Along with the Moon landing, the sequencing of the human genome, and the discovery of planets beyond our Solar System, it’s likely one of the greatest scientific achievements of my lifetime.
After decades of efforts, researchers have finally run a nuclear fusion reaction that has released more energy than they put into it.
Put simply, what they’ve done at the National Ignition Facility (NIF) at Lawrence Livermore National Laboratory in California is harness the reactions that drive the sun and other stars. It means an age of almost limitless, clean, carbon-free energy could be on the horizon for humanity here on Earth.
But – you just knew there was going to be a “but,” right? – that horizon is still likely many decades away. It will be a looooong time before you plug something into the wall and it’s powered by a fusion reactor somewhere.

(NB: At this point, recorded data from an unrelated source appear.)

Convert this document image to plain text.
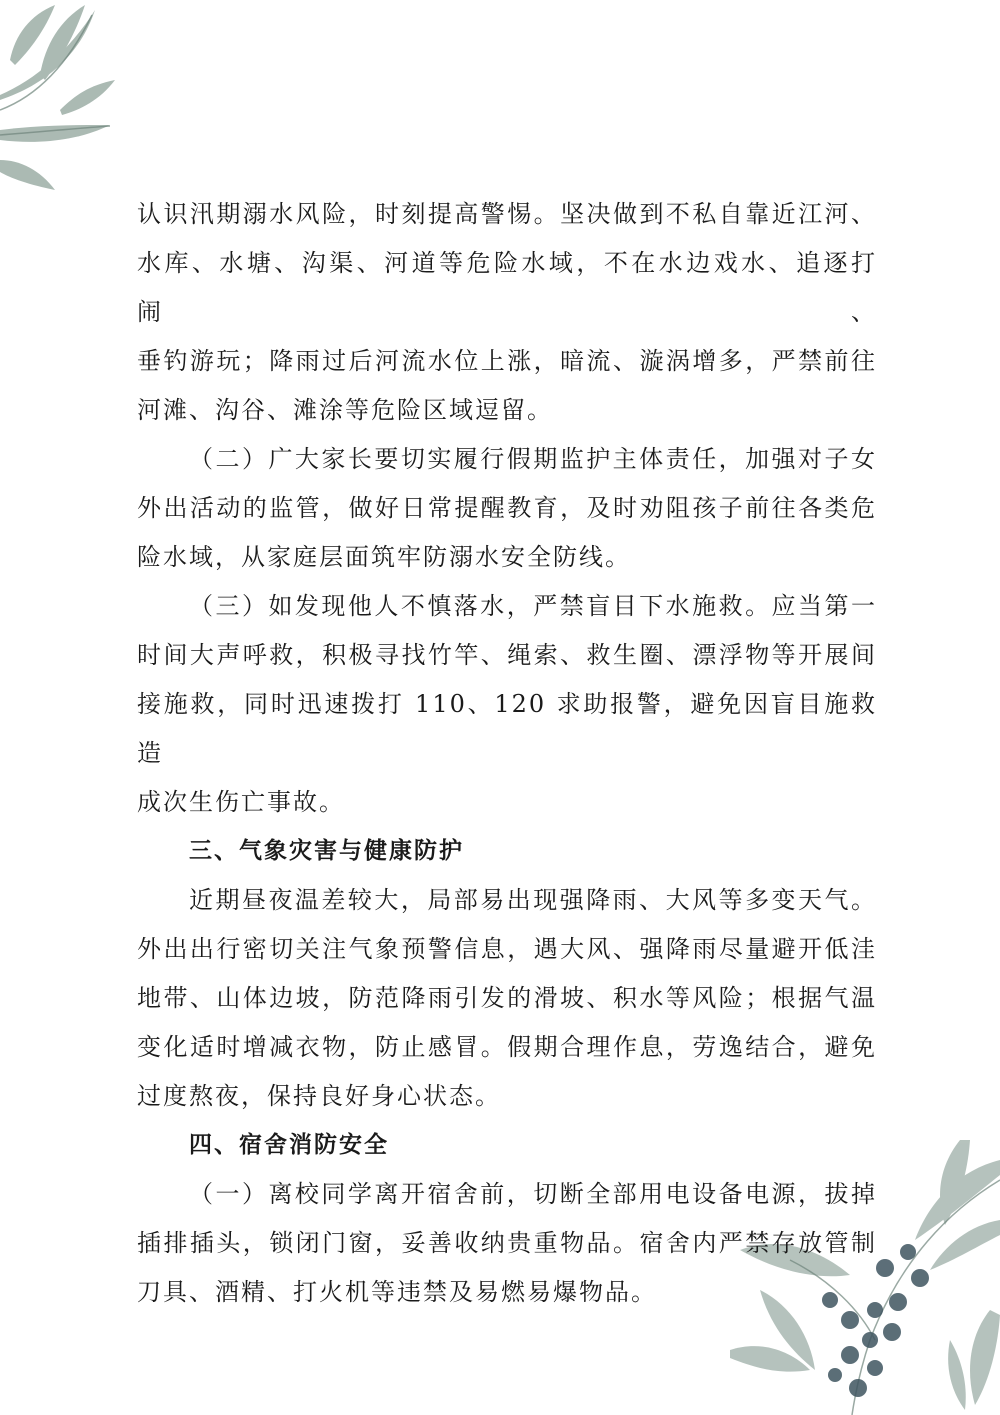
认识汛期溺水风险，时刻提高警惕。坚决做到不私自靠近江河、

水库、水塘、沟渠、河道等危险水域，不在水边戏水、追逐打闹、

垂钓游玩；降雨过后河流水位上涨，暗流、漩涡增多，严禁前往

河滩、沟谷、滩涂等危险区域逗留。

（二）广大家长要切实履行假期监护主体责任，加强对子女

外出活动的监管，做好日常提醒教育，及时劝阻孩子前往各类危

险水域，从家庭层面筑牢防溺水安全防线。

（三）如发现他人不慎落水，严禁盲目下水施救。应当第一

时间大声呼救，积极寻找竹竿、绳索、救生圈、漂浮物等开展间

接施救，同时迅速拨打 110、120 求助报警，避免因盲目施救造

成次生伤亡事故。

三、气象灾害与健康防护

近期昼夜温差较大，局部易出现强降雨、大风等多变天气。

外出出行密切关注气象预警信息，遇大风、强降雨尽量避开低洼

地带、山体边坡，防范降雨引发的滑坡、积水等风险；根据气温

变化适时增减衣物，防止感冒。假期合理作息，劳逸结合，避免

过度熬夜，保持良好身心状态。

四、宿舍消防安全

（一）离校同学离开宿舍前，切断全部用电设备电源，拔掉

插排插头，锁闭门窗，妥善收纳贵重物品。宿舍内严禁存放管制

刀具、酒精、打火机等违禁及易燃易爆物品。
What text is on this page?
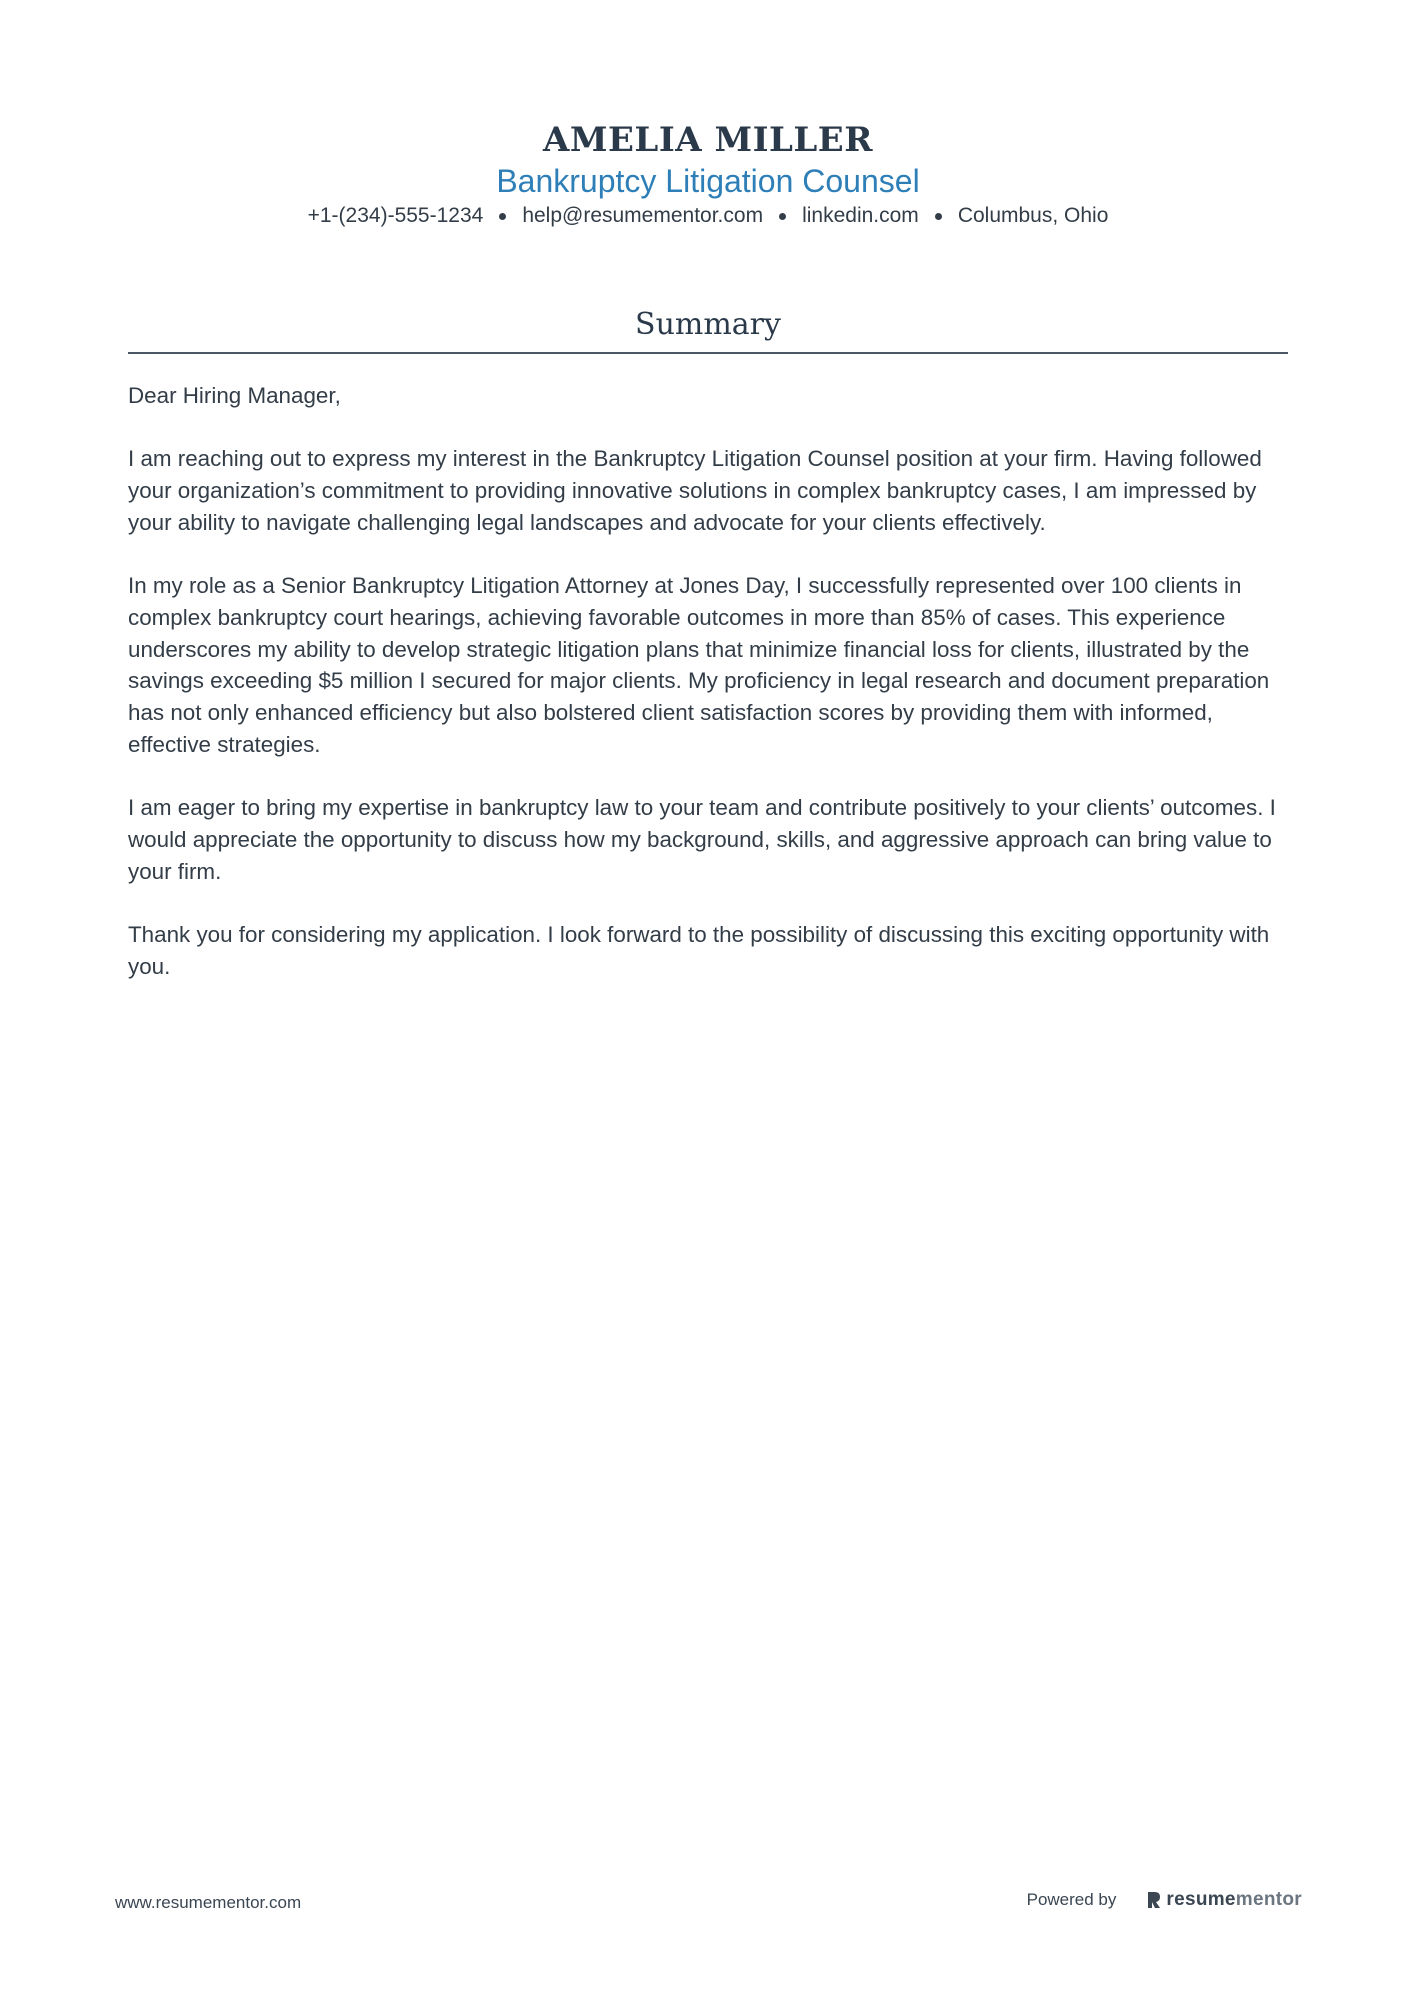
AMELIA MILLER
Bankruptcy Litigation Counsel
+1-(234)-555-1234 help@resumementor.com linkedin.com Columbus, Ohio
Summary

Dear Hiring Manager,

I am reaching out to express my interest in the Bankruptcy Litigation Counsel position at your firm. Having followed your organization’s commitment to providing innovative solutions in complex bankruptcy cases, I am impressed by your ability to navigate challenging legal landscapes and advocate for your clients effectively.

In my role as a Senior Bankruptcy Litigation Attorney at Jones Day, I successfully represented over 100 clients in complex bankruptcy court hearings, achieving favorable outcomes in more than 85% of cases. This experience underscores my ability to develop strategic litigation plans that minimize financial loss for clients, illustrated by the savings exceeding $5 million I secured for major clients. My proficiency in legal research and document preparation has not only enhanced efficiency but also bolstered client satisfaction scores by providing them with informed, effective strategies.

I am eager to bring my expertise in bankruptcy law to your team and contribute positively to your clients’ outcomes. I would appreciate the opportunity to discuss how my background, skills, and aggressive approach can bring value to your firm.

Thank you for considering my application. I look forward to the possibility of discussing this exciting opportunity with you.

www.resumementor.com	Powered by	resume mentor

In the meantime, the climate crisis continues all around us. The earth keeps getting warmer, and its deadly impacts are ever more evident. These include increased severe storms, burning forests, sweltering cities, parched farmlands, and coastal cities facing rising sea levels.
Claiming a mounting toll on lives and livelihoods around the globe, the climate crisis is a human rights crisis.
In fact, it’s the biggest global threat to human rights we’ve seen in our lifetime. And governments have a moral responsibility and a human rights obligation to act boldly and quickly to massively reduce greenhouse gas emissions – or the situation could become truly dystopian.
Rising sea levels and massive food shortages could drive hundreds of millions of people from their homes. Conflicts over increasingly scarce resources could multiply exponentially, fueling violence and authoritarian rule.
So, yes, let’s all celebrate this week’s news – the possibility of clean, near-limitless energy offers a bright future.
But if we don’t get serious about our current human-made climate crisis, how much of humanity will live long enough to see that future?